Wakafpreneur: Generasi Anfaisme 4.0

Oleh: Imam Nur Azis

Komisioner BWI 2017-2020

Kita semua faham bahwa manusia yang mulia adalah yang bermanfaat (anfa’) bagi manusia lainnya. Kata Nabi SAW, “Sebaik-sebaik manusia di antaramu adalah yang paling banyak manfaatnya bagi orang lain.” (Riwayat Ahmad, ath-Thabrani, ad-Daruqutni).

Generasi anfaisme merupakan generasi pilihan yang menebar manfaat bagi umat. Tulisan ini berupaya mengidentifikasi siapa hakikatnya mereka dan bagaimana strategi mencapainya.

Mindset Nazhir

Bicara tentang menebar manfaat, ini sangat relevan dengan nazhir wakaf. Kenapa? Karena mindset (pola pikir) nazhir wakaf sesungguhnya bagaimana menjadi penyalur manfaat dari harta benda wakaf.

Secara sederhana, penulis mengkatagorikan ada 4 (empat) mindset nazhir.

Pertama, Nazhir versi 1.0. Yakni mereka yang sudah menjadi nazhir wakaf namun nir-visi. Inilah para nazhir tradisional yang mayoritas sudah tersebar di seluruh negeri.

Kondisi tersebut masih menjadi tantangan pengembangan wakaf hingga kini. Mereka diberikan amanah dan kesempatan masuk surga, namun tidak dioptimalkan.

Tidak mudah merubah pemikiran kalangan tradisional ini. Ratusan ribu orang masuk golongan nazhir tradisional yang mungkin sudah turun-temurun mengelola 3M (masjid/mushala, madrasah, dan makam).

Badan Wakaf Indonesia dan Kementerian Agama serta pemangku kepentingan lainnya tidak pernah lelah mensosialisasikan tugas pokok dan fungsi (tupoksi) nazhir yang produktif dan visioner. Tupoksi nazhir ada tiga, yakni menjaga harta benda wakaf, mengembangkannya, dan menyalurkan manfaatnya. Tanpa ada visi yang jelas, maka sulit sekali mensukseskan tupoksi ini.

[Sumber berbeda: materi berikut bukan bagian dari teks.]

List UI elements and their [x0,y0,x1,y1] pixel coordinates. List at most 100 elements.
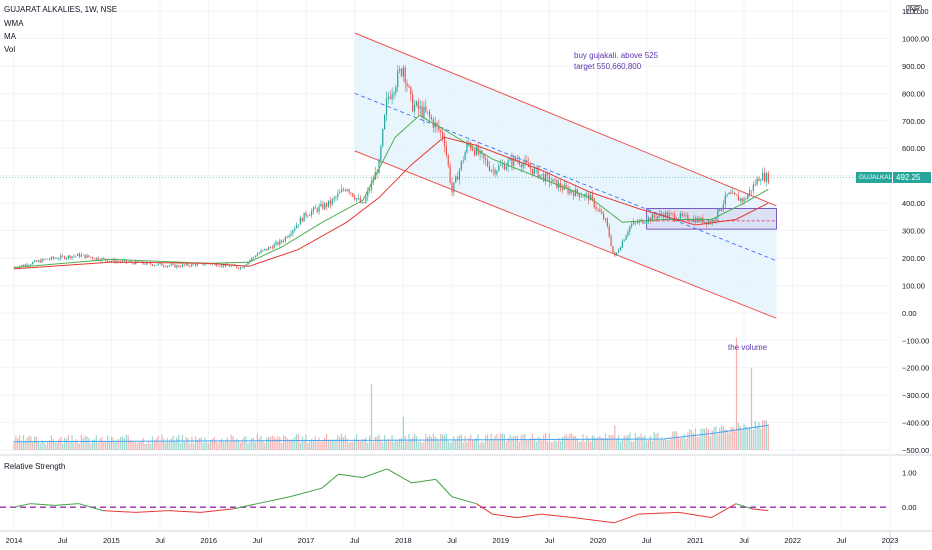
candle-body [485,158,487,161]
candle-body [121,260,124,262]
ma-line [13,136,769,270]
candle-body [445,146,447,156]
candle-body [350,192,352,194]
candle-body [35,260,38,262]
candle-body [15,267,17,269]
volume-bar [694,428,696,450]
candle-body [296,225,298,229]
candle-body [438,125,440,131]
candle-body [28,265,30,266]
candle-body [239,267,242,269]
volume-bar [705,427,708,450]
x-tick-label: 2016 [200,536,217,545]
candle-body [400,69,403,77]
volume-bar [346,438,348,450]
volume-bar [750,367,753,450]
volume-bar [603,438,605,450]
volume-bar [200,437,202,450]
x-tick-label: 2014 [6,536,23,545]
rs-line-segment [573,517,615,524]
volume-bar [82,438,84,450]
candle-body [543,174,545,182]
candle-body [224,263,227,267]
candle-body [704,221,706,224]
y-tick-label: 100.00 [902,281,925,290]
volume-bar [118,439,120,450]
rs-line-segment [289,487,323,498]
volume-bar [558,437,560,450]
candle-body [395,87,397,93]
volume-bar [136,443,139,450]
rs-line-segment [711,503,737,519]
candle-body [722,203,725,209]
candle-body [402,67,404,77]
volume-bar [492,440,494,450]
volume-bar [62,443,64,450]
candlestick-series [13,64,769,271]
volume-bar [395,440,397,450]
candle-body [681,213,683,216]
candle-body [421,106,423,118]
volume-bar [539,437,541,450]
candle-body [471,148,474,151]
candle-body [63,256,66,259]
volume-bar [541,440,543,450]
candle-body [453,182,455,193]
candle-body [243,266,245,268]
candle-body [129,261,131,262]
indicator-wma-label[interactable]: WMA [4,19,24,28]
candle-body [539,174,541,178]
volume-bar [642,437,644,450]
candle-body [170,264,172,266]
candle-body [166,265,169,267]
candle-body [80,254,82,257]
volume-bar [342,437,345,450]
volume-bar [176,437,178,450]
volume-bar [419,441,421,450]
volume-note: the volume [728,343,768,352]
volume-bar [619,441,622,450]
candle-body [548,175,550,183]
volume-bar [239,442,242,450]
candle-body [281,240,283,242]
rs-line-segment [200,508,234,513]
volume-bar [151,436,154,450]
volume-bar [121,436,124,450]
candle-body [223,264,225,267]
volume-bar [726,429,728,450]
volume-bar [644,435,646,450]
candle-body [159,263,161,265]
channel-upper-line [354,32,777,207]
y-tick-label: 800.00 [902,89,925,98]
candle-body [286,236,288,238]
y-tick-label: −200.00 [902,364,929,373]
currency-badge[interactable]: INR [905,5,922,14]
volume-bar [114,441,116,450]
y-tick-label: 1100.00 [902,7,929,16]
candle-body [106,260,109,262]
volume-bar [696,437,698,450]
volume-bar [561,437,564,450]
candle-body [84,254,86,258]
candle-body [582,196,584,198]
candle-body [440,130,442,133]
volume-bar [533,438,535,450]
volume-bar [65,438,68,450]
volume-bar [271,435,273,450]
volume-bar [427,436,429,450]
candle-body [672,213,674,215]
volume-bar [677,437,680,450]
volume-bar [183,441,185,450]
x-tick-label: Jul [545,536,555,545]
volume-bar [211,438,214,450]
volume-bar [335,439,337,450]
y-tick-label: −400.00 [902,419,929,428]
candle-body [749,190,751,195]
candle-body [320,203,322,207]
volume-bar [690,429,693,450]
volume-bar [339,436,341,450]
indicator-ma-label[interactable]: MA [4,32,16,41]
indicator-vol-label[interactable]: Vol [4,45,16,54]
candle-body [217,266,219,267]
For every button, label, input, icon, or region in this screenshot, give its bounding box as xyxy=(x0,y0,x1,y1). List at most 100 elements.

Kedua, Nazhir versi 2.0. Yakni pengelolaan wakaf sudah memiliki visi namun nir-program. Ini sudah lebih baik daripada versi pertama.

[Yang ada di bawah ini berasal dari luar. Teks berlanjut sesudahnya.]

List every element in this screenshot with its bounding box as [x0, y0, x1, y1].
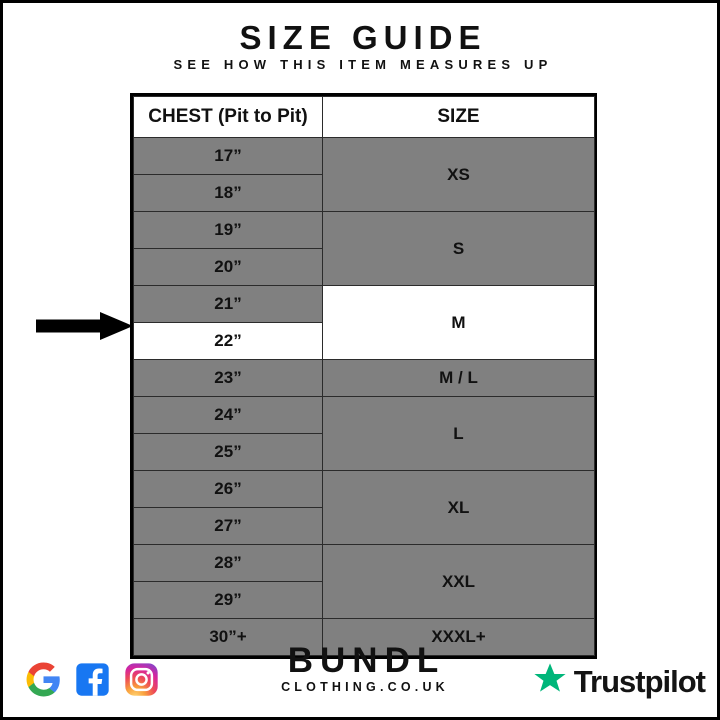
table-row: 17” XS [133, 137, 595, 212]
table-header-row: CHEST (Pit to Pit) SIZE [133, 96, 595, 138]
chest-measurement-cell: 25” [133, 433, 323, 471]
size-guide-table: CHEST (Pit to Pit) SIZE 17” XS 18” 19” S 20” 2… [130, 93, 597, 659]
chest-measurement-cell: 30”+ [133, 618, 323, 656]
table-row: 28” XXL [133, 544, 595, 619]
google-icon[interactable] [25, 661, 62, 698]
chest-measurement-cell: 26” [133, 470, 323, 508]
chest-measurement-cell: 19” [133, 211, 323, 249]
table-row: 26” XL [133, 470, 595, 545]
table-row: 24” L [133, 396, 595, 471]
size-label-cell: XXXL+ [322, 618, 595, 656]
size-label-cell: XS [322, 137, 595, 212]
chest-measurement-cell: 21” [133, 285, 323, 323]
table-row: 23” M / L [133, 359, 595, 397]
chest-measurement-cell: 17” [133, 137, 323, 175]
highlight-arrow [36, 312, 133, 340]
chest-measurement-cell: 23” [133, 359, 323, 397]
chest-measurement-cell: 27” [133, 507, 323, 545]
page-subtitle: SEE HOW THIS ITEM MEASURES UP [173, 57, 553, 72]
chest-measurement-cell: 28” [133, 544, 323, 582]
brand-domain: CLOTHING.CO.UK [281, 679, 449, 694]
instagram-icon[interactable] [123, 661, 160, 698]
size-label-cell: XL [322, 470, 595, 545]
footer: BUNDL CLOTHING.CO.UK Trustpilot [3, 641, 717, 713]
trustpilot-logo: Trustpilot [532, 661, 706, 702]
brand-logo: BUNDL CLOTHING.CO.UK [3, 641, 717, 695]
size-label-cell: S [322, 211, 595, 286]
table-row: 18” [133, 174, 595, 212]
chest-measurement-cell: 22” [133, 322, 323, 360]
table-row: 19” S [133, 211, 595, 286]
page-title: SIZE GUIDE [239, 19, 487, 56]
table-row: 21” M [133, 285, 595, 360]
chest-measurement-cell: 24” [133, 396, 323, 434]
table-row: 20” [133, 248, 595, 286]
chest-measurement-cell: 18” [133, 174, 323, 212]
size-label-cell: XXL [322, 544, 595, 619]
table-row: 29” [133, 581, 595, 619]
size-label-cell: M / L [322, 359, 595, 397]
brand-name: BUNDL [287, 641, 446, 680]
table-row: 25” [133, 433, 595, 471]
facebook-icon[interactable] [74, 661, 111, 698]
table-row: 27” [133, 507, 595, 545]
table-row: 30”+ XXXL+ [133, 618, 595, 656]
size-label-cell: L [322, 396, 595, 471]
trustpilot-wordmark: Trustpilot [573, 664, 706, 699]
chest-measurement-cell: 20” [133, 248, 323, 286]
column-header-chest: CHEST (Pit to Pit) [133, 96, 323, 138]
trustpilot-star-icon [532, 661, 568, 702]
column-header-size: SIZE [322, 96, 595, 138]
social-icons [25, 661, 160, 698]
size-label-cell: M [322, 285, 595, 360]
chest-measurement-cell: 29” [133, 581, 323, 619]
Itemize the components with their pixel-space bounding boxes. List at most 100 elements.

Visi nazhir untuk memproduktifkan harta benda wakaf secara strategis perlu dibangun dengan ekosistem dan spirit entrepreneurship. Mereka idealnya selalu kolaborasi dengan pengusaha wakafpreneur.

Nazhir yang produktif perlu berkolaborasi dengan pengusaha yang piawai menciptakan nilai optimal dari potensi ekonomi harta benda wakaf. Namun ketiadaan program yang ciamik menjadi kendala. Visi sebagus apapun tidak akan banyak manfaat jika tidak bisa direalisasikan dengan kreasi program wakaf produktif.

Program adalah jantung yang memompa manfaat wakaf. Setelah mampu mendefinisikan visi, nazhir ditantang menciptakan program dan kegiatan yang baik. Program yang mampu menerjemahkan visi sehingga membumi ibarat pohon yang produktif berbuah lebat.

Ketiga, Nazhir versi 3.0. Yakni sudah bervisi dan memiliki program serta kegiatan, namun belum impactfull (berdampak optimal).

Manfaat wakaf akan mengalir berterusan apabila nazhir memiliki program yang berdampak bagi maukuf ‘alaih (penerima manfaat). Urgensi menggandeng pengusaha wakafprenuer sesuai lingkup usahanya karena mereka memahami dengan baik misalnya lokasi properti wakaf agar tercapai HBU (highest best used).

Proses studi kelayakan hingga mencari investor untuk harta benda wakaf akan mendorong nazhir wakaf melakukan korporatisasi. Nazhir boleh membentuk kongsi bersama pengusaha dalam rangka optimalisasi pendayagunaan proyek wakaf.

Meskipun visioner dan memiliki program hebat, para nazhir wakaf perlu melakukan korporatisasi dalam mengembangkan harta benda wakaf. Mindset nazhir yang sudah bekerjasama dengan ekosistem wakafpreneur akan terbuka, termasuk melibatkan para investor dalam program wakaf produktif.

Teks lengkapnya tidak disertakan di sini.